How ESG labels influence firms' ownership by ESG institutional investors and their perceived cost of capital
Sahand Davani  1, *@  
1 : ESADE Barcelona - Sant Cugat
* : Corresponding author

The increasing prominence of Socially Responsible Investing (SRI) has led institutional investors to incorporate ESG ratings into their decision-making, yet the impact of these ratings on firm outcomes remains unclear. This paper examines how MSCI ESG labels influence firms' ownership by ESG institutional investors and their perceived cost of capital. I employ a Regression Discontinuity (RD) design around the two cutoffs where MSCI's numerical ESG scores are converted into distinct ESG labels.

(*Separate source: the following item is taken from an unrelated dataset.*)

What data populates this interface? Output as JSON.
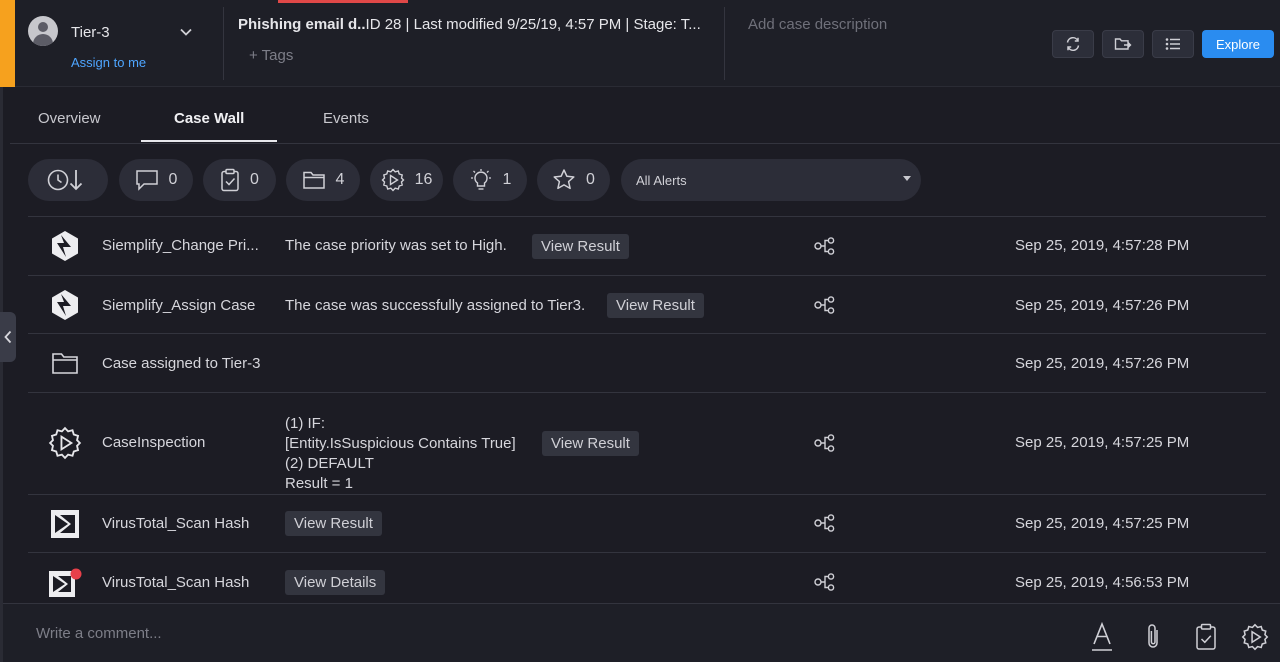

I find that around the Top-Cutoff, i.e., among high-ESG firms, those with better ESG labels have higher ownership by ESG institutional investors and have lower perceived cost of capital. Conversely, around the Bottom-Cutoff, i.e., among low-ESG firms, those with worse ESG labels show a similar pattern. I argue that higher ownership by ESG institutional investors is the reason behind the lower perceived cost of capital at both cutoffs. Moreover, I examine monetary and non-monetary incentives for the opposite behavior of ESG institutional investors around these cutoffs. These findings contribute to the SRI literature by demonstrating how ESG labels affect ESG institutional investors' portfolio decisions and firms' cost of capital, revealing the nuanced strategies that ESG investors use based on the firms' ESG performance.